Agentes autónomos e a prospeção de vulnerabilidades
O termo "Agentic AI" refere-se a agentes de IA individualizados e concebidos para realizar tarefas de forma autónoma. Uma dessas tarefas pode passar por pesquisar informações publicamente disponíveis ou roubadas sobre um indivíduo e usar esses dados para compor um isco de phishing extremamente convincente.

Estes agentes podem também ser usados para extorquir vítimas, cruzando dados roubados com endereços de email públicos ou contas de redes sociais. O objetivo é compor mensagens e manter conversas com pessoas que acreditam que um atacante humano tem acesso direto ao seu número da Segurança Social, morada física, detalhes do cartão de crédito e muito mais.
Outra utilização frequente é a descoberta de vulnerabilidades assistida por IA. Estas ferramentas são usadas tanto por atacantes como por defensores. Por exemplo, a Google utiliza um projeto chamado Big Sleep, que já encontrou várias falhas no navegador Chrome.
As redes sociais continuam a ser um terreno fértil. Combinar dados publicados nestas plataformas com informações roubadas em violações de dados é uma tática comum. Estes dados, fornecidos livremente pelos utilizadores, alimentam esquemas de romance, "sextortion" e fraudes sazonais. Além disso, as plataformas sociais são amplamente usadas para promover produtos falsos, desinformação gerada por IA e mercadorias perigosas.
Malware, Prompt Injection e o olhar para 2026
Existem também as vulnerabilidades nas plataformas públicas de IA, como o ChatGPT, a Perplexity, o Claude e muitos outros. Tanto investigadores como criminosos continuam a explorar formas de contornar as salvaguardas destinadas a limitar o uso indevido destas ferramentas.
O "Prompt injection" é o termo geral utilizado quando alguém insere dados cuidadosamente elaborados, sob a forma de uma conversa normal, para forçar uma IA a fazer algo para o qual não foi programada.

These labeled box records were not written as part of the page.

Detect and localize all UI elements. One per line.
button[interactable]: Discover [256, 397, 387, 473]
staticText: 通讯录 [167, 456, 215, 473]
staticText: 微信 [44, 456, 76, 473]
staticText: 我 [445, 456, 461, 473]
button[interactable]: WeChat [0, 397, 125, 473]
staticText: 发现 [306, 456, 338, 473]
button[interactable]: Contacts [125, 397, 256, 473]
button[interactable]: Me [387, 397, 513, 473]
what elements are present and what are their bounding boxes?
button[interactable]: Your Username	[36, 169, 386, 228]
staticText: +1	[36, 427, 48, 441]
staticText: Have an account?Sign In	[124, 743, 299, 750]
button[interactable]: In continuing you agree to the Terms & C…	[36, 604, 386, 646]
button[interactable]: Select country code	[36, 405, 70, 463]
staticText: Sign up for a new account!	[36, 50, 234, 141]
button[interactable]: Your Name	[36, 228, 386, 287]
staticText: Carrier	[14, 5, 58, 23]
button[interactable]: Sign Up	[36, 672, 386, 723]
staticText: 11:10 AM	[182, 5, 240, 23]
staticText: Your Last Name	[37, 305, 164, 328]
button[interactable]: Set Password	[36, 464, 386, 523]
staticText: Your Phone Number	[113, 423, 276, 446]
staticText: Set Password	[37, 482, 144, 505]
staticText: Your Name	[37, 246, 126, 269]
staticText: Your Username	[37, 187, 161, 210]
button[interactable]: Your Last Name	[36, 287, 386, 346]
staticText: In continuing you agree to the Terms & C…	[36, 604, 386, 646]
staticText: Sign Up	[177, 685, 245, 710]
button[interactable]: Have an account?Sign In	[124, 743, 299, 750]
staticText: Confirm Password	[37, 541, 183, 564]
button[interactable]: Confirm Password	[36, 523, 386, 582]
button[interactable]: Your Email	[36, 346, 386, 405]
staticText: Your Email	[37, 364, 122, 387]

Em alguns casos, os atacantes usaram plataformas de IA para escrever e espalhar malware. Investigadores documentaram campanhas onde os atacantes utilizaram o Claude para automatizar todo o ciclo de vida do ataque, desde o compromisso inicial do sistema até à geração da nota de resgate, visando setores como o governo, a saúde e serviços de emergência. Desde o início de 2024, a OpenAI afirma ter interrompido mais de 20 campanhas em todo o mundo que tentavam abusar da sua plataforma para operações criminosas e enganosas.
A IA está a amplificar as capacidades de ambos os lados da barricada. As equipas de segurança podem usá-la para automatizar a deteção e identificar padrões mais rapidamente. No entanto, os cibercriminosos estão a usá-la para aperfeiçoar a engenharia social e construir campanhas completas com esforço mínimo. Olhando para 2026, a maior mudança poderá não ser técnica, mas sim psicológica. À medida que o conteúdo gerado por IA se torna mais difícil de distinguir da realidade, a verificação de vozes, mensagens e identidades será mais crucial do que nunca.